Brian Fallon, Clinton’s communications director, was asked by CNN’s Michael Smerconish on Saturday whether Clinton’s private email server and her decision to not turn over her State Department emails until well after she left office allowed her to skirt Freedom of Information Act (FOIA) requests.

And though numerous FOIA requests for Clinton’s emails and information about her email accounts were improperly denied by the State Department during and after her watch, Fallon claimed — without offering evidence — that Clinton pushed to improve FOIA compliance policies.

“Hillary Clinton herself during her time [at the State Department] sought to improve the department’s compliance policies to ensure that the department is operating in as transparent a manner as possible,” Fallon said.

Fallon, who served as former Attorney General Eric Holder’s spokesman at the Justice Department, did acknowledge that “there’s more that can be done to improve the FOIA compliance process.” He also pointed to a report “to that effect” released in January by the State Department inspector general. (RELATED: IG: State Dept. Gave ‘Inaccurate’ Response To Records Requests For Clinton Emails)

But what Fallon did not mention is that the inspector general report faulted the State Department for providing “inaccurate and incomplete” responses to FOIA requests for Clinton’s emails.

And in the case of a FOIA request filed in Dec. 2012 for information about Clinton’s email accounts, the request was denied by the State Department even though Clinton’s then-chief of staff, Cheryl Mills, was informed of it.
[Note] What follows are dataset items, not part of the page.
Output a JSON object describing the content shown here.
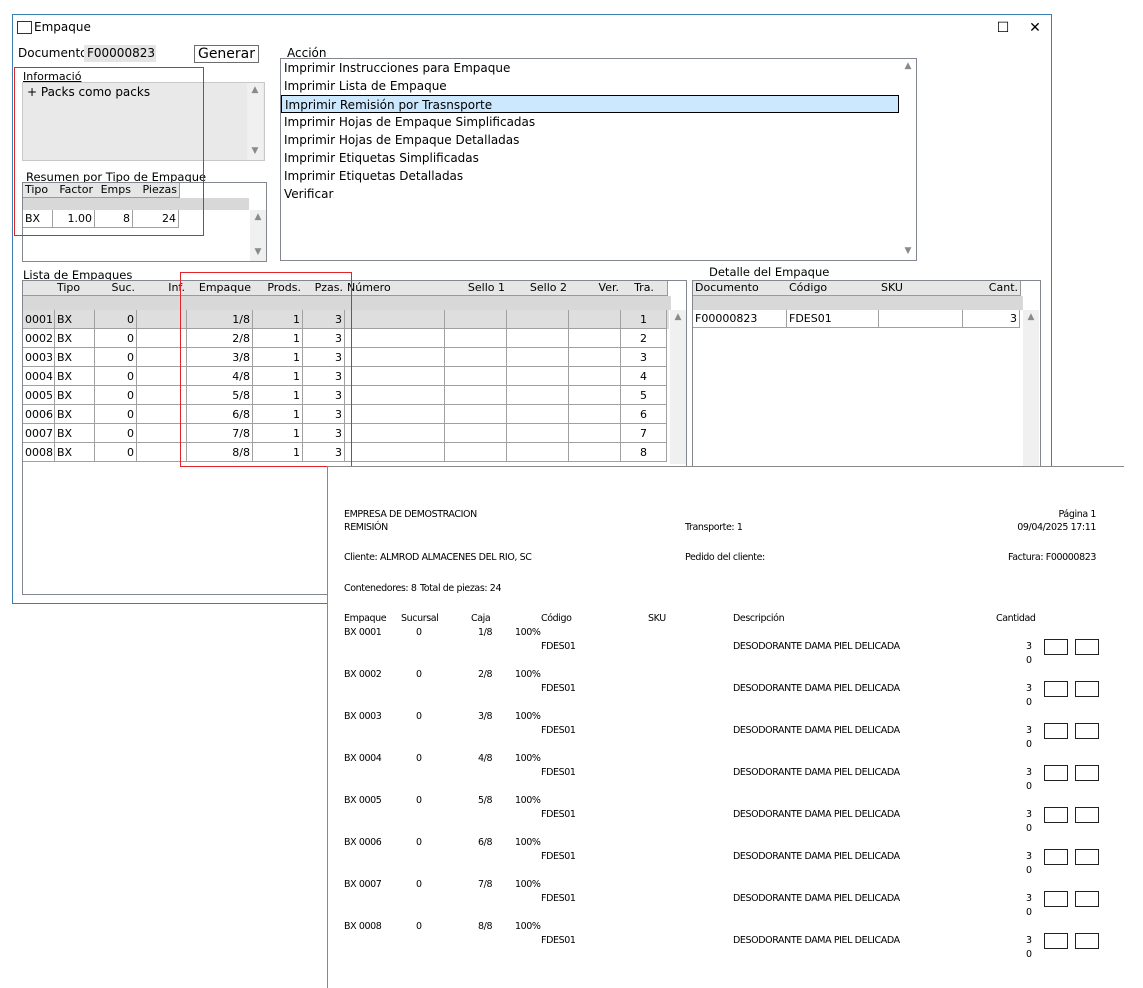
{
  "window": {
    "title": "Empaque",
    "maximize_glyph": "☐",
    "close_glyph": "✕"
  },
  "documento": {
    "label": "Documento:",
    "value": "F00000823"
  },
  "generar_label": "Generar",
  "informacion": {
    "label": "Informació",
    "lines": [
      "+ Packs como packs"
    ]
  },
  "resumen": {
    "label": "Resumen por Tipo de Empaque",
    "headers": [
      "Tipo",
      "Factor",
      "Emps",
      "Piezas"
    ],
    "rows": [
      [
        "BX",
        "1.00",
        "8",
        "24"
      ]
    ]
  },
  "accion": {
    "label": "Acción",
    "items": [
      "Imprimir Instrucciones para Empaque",
      "Imprimir Lista de Empaque",
      "Imprimir Remisión por Trasnsporte",
      "Imprimir Hojas de Empaque Simplificadas",
      "Imprimir Hojas de Empaque Detalladas",
      "Imprimir Etiquetas Simplificadas",
      "Imprimir Etiquetas Detalladas",
      "Verificar"
    ],
    "selected_index": 2
  },
  "lista": {
    "label": "Lista de Empaques",
    "headers": [
      "",
      "Tipo",
      "Suc.",
      "Inf.",
      "Empaque",
      "Prods.",
      "Pzas.",
      "Número",
      "Sello 1",
      "Sello 2",
      "Ver.",
      "Tra."
    ],
    "rows": [
      [
        "0001",
        "BX",
        "0",
        "",
        "1/8",
        "1",
        "3",
        "",
        "",
        "",
        "",
        "1"
      ],
      [
        "0002",
        "BX",
        "0",
        "",
        "2/8",
        "1",
        "3",
        "",
        "",
        "",
        "",
        "2"
      ],
      [
        "0003",
        "BX",
        "0",
        "",
        "3/8",
        "1",
        "3",
        "",
        "",
        "",
        "",
        "3"
      ],
      [
        "0004",
        "BX",
        "0",
        "",
        "4/8",
        "1",
        "3",
        "",
        "",
        "",
        "",
        "4"
      ],
      [
        "0005",
        "BX",
        "0",
        "",
        "5/8",
        "1",
        "3",
        "",
        "",
        "",
        "",
        "5"
      ],
      [
        "0006",
        "BX",
        "0",
        "",
        "6/8",
        "1",
        "3",
        "",
        "",
        "",
        "",
        "6"
      ],
      [
        "0007",
        "BX",
        "0",
        "",
        "7/8",
        "1",
        "3",
        "",
        "",
        "",
        "",
        "7"
      ],
      [
        "0008",
        "BX",
        "0",
        "",
        "8/8",
        "1",
        "3",
        "",
        "",
        "",
        "",
        "8"
      ]
    ]
  },
  "detalle": {
    "label": "Detalle del Empaque",
    "headers": [
      "Documento",
      "Código",
      "SKU",
      "Cant."
    ],
    "rows": [
      [
        "F00000823",
        "FDES01",
        "",
        "3"
      ]
    ]
  },
  "report": {
    "company": "EMPRESA DE DEMOSTRACION",
    "doc_type": "REMISIÓN",
    "transport": "Transporte: 1",
    "page": "Página 1",
    "datetime": "09/04/2025  17:11",
    "client": "Cliente: ALMROD  ALMACENES DEL RIO, SC",
    "pedido": "Pedido del cliente:",
    "factura": "Factura: F00000823",
    "contenedores": "Contenedores: 8",
    "total_piezas": "Total de piezas: 24",
    "headers": {
      "empaque": "Empaque",
      "sucursal": "Sucursal",
      "caja": "Caja",
      "codigo": "Código",
      "sku": "SKU",
      "descripcion": "Descripción",
      "cantidad": "Cantidad"
    },
    "rows": [
      {
        "empaque": "BX  0001",
        "sucursal": "0",
        "caja": "1/8",
        "pct": "100%",
        "codigo": "FDES01",
        "descripcion": "DESODORANTE DAMA PIEL DELICADA",
        "cantidad": "3",
        "sub": "0"
      },
      {
        "empaque": "BX  0002",
        "sucursal": "0",
        "caja": "2/8",
        "pct": "100%",
        "codigo": "FDES01",
        "descripcion": "DESODORANTE DAMA PIEL DELICADA",
        "cantidad": "3",
        "sub": "0"
      },
      {
        "empaque": "BX  0003",
        "sucursal": "0",
        "caja": "3/8",
        "pct": "100%",
        "codigo": "FDES01",
        "descripcion": "DESODORANTE DAMA PIEL DELICADA",
        "cantidad": "3",
        "sub": "0"
      },
      {
        "empaque": "BX  0004",
        "sucursal": "0",
        "caja": "4/8",
        "pct": "100%",
        "codigo": "FDES01",
        "descripcion": "DESODORANTE DAMA PIEL DELICADA",
        "cantidad": "3",
        "sub": "0"
      },
      {
        "empaque": "BX  0005",
        "sucursal": "0",
        "caja": "5/8",
        "pct": "100%",
        "codigo": "FDES01",
        "descripcion": "DESODORANTE DAMA PIEL DELICADA",
        "cantidad": "3",
        "sub": "0"
      },
      {
        "empaque": "BX  0006",
        "sucursal": "0",
        "caja": "6/8",
        "pct": "100%",
        "codigo": "FDES01",
        "descripcion": "DESODORANTE DAMA PIEL DELICADA",
        "cantidad": "3",
        "sub": "0"
      },
      {
        "empaque": "BX  0007",
        "sucursal": "0",
        "caja": "7/8",
        "pct": "100%",
        "codigo": "FDES01",
        "descripcion": "DESODORANTE DAMA PIEL DELICADA",
        "cantidad": "3",
        "sub": "0"
      },
      {
        "empaque": "BX  0008",
        "sucursal": "0",
        "caja": "8/8",
        "pct": "100%",
        "codigo": "FDES01",
        "descripcion": "DESODORANTE DAMA PIEL DELICADA",
        "cantidad": "3",
        "sub": "0"
      }
    ]
  }
}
Longtime Clinton aide Heather Samuelson was also made aware of the request, as was an attorney working for the department. Both Mills and Samuelson knew about Clinton’s private email system.
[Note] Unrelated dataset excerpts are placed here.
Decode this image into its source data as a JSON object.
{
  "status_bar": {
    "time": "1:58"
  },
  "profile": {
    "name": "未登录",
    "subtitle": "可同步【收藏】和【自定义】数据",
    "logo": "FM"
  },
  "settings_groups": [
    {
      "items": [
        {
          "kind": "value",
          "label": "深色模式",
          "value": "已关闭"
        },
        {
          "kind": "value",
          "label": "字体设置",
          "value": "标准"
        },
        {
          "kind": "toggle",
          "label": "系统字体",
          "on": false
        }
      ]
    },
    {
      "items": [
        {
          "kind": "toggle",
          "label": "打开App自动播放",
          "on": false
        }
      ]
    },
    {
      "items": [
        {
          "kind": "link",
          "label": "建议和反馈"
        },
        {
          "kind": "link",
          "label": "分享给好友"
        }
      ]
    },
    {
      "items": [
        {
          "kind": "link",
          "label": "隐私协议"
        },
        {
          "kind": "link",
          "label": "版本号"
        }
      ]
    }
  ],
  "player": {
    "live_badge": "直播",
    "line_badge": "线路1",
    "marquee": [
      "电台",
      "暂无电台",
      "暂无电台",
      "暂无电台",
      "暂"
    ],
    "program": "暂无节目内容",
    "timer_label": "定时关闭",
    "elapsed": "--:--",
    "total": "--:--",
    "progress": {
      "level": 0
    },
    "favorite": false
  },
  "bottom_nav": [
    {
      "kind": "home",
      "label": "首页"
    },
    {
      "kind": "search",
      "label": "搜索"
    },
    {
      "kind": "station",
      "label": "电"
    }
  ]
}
Fallon continued his impressive spin by telling Smerconish that Clinton’s emails were indeed available to FOIA requesters because they would have been captured in requests filed for the emails of State Department employees Clinton communicated with.
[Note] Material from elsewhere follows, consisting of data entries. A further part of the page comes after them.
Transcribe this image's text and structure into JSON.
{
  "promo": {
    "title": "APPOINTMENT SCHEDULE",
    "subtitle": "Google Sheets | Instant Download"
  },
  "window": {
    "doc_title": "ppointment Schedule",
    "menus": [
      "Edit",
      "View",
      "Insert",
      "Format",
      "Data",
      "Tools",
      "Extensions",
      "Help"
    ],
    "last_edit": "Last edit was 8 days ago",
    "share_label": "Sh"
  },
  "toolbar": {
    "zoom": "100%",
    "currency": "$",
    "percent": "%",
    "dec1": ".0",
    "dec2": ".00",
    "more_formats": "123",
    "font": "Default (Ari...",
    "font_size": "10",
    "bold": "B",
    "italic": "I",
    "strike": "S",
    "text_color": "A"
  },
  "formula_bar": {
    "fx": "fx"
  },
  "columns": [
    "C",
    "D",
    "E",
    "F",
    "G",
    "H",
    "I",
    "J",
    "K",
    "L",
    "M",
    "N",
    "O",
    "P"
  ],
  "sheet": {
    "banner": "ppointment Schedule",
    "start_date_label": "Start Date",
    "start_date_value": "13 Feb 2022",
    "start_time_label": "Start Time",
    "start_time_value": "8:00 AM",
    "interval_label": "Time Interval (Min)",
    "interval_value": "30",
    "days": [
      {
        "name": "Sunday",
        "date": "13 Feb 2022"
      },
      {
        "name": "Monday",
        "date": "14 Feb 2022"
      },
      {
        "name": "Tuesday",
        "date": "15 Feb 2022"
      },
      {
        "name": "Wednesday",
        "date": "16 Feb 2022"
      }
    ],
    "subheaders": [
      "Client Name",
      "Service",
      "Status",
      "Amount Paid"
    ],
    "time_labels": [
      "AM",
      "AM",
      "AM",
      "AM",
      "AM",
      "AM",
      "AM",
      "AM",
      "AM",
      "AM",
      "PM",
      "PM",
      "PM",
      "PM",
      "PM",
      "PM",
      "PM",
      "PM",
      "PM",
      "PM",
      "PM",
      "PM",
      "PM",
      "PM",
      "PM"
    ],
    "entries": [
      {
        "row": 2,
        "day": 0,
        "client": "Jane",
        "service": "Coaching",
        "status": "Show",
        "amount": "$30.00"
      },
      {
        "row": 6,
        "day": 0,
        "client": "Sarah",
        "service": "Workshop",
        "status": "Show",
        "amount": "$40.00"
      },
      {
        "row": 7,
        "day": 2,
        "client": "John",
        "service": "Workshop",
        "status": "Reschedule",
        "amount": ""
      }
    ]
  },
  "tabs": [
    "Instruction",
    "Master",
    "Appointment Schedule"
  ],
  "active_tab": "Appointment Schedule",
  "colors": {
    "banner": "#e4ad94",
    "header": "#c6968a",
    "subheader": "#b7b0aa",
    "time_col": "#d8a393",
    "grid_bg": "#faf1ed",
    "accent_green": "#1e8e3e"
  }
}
“Almost all of the threads and email exchanges that she was a part of involved aides at the State Department that she deliberately copied or forwarded messages to for the purposes of preserving those records for FOIA compliance,” the flack told Smerconish.

That claim, too, is undermined by the State Department’s responses to FOIA requests for Clinton aides’ emails. The agency denied requests filed in 2012 and 2013 by the website Gawker for emails from Clinton aides Philippe Reines and Huma Abedin. Gawker was forced to file suit last year after the full extent of Clinton’s private email account was revealed. The State Department has started turning over some of those emails and is processing others.

Fallon also dodged when asked whether it was true that emails Clinton sent from her personal account to others’ personal accounts would have not been captured on State Department systems.

“Well, there are disagreements about what constitutes a public record and government record,” Fallon said. “There are plenty of exchanges involving her and personal friends of hers or people that had served in her husband’s administration in the 1990s. A lot of it was personal interactions and exchanges and not something that would treated as a government record.”

One of those friends and former Bill Clinton aides was Sidney Blumenthal. He and Clinton frequently exchanged emails on their non-government email addresses. And their discussions were clearly work-related. Blumenthal often sent Clinton intelligence reports containing highly sensitive information about various world events. In some cases, Blumenthal’s memos contained classified information.

There is not yet smoking gun evidence that Clinton used a private server and personal email account to thwart FOIA. But one email obtained by The Daily Caller earlier this year does show that FOIA compliance issues were on the minds of State Department officials.

An Aug. 30, 2011 email shows a high-ranking career official offering to provide Clinton with a government email account. The account “would mask her identity,” wrote then-Executive Secretariat Stephen Mull. But it “would also be subject to FOIA requests,” he added. (RELATED: Clinton Aides Resisted State Dept. Suggestion That Hillary Use State.gov Email Account)

Huma Abedin, then Clinton’s deputy chief of staff, shot down the idea, writing that it “doesn’t make a whole lot of sense.”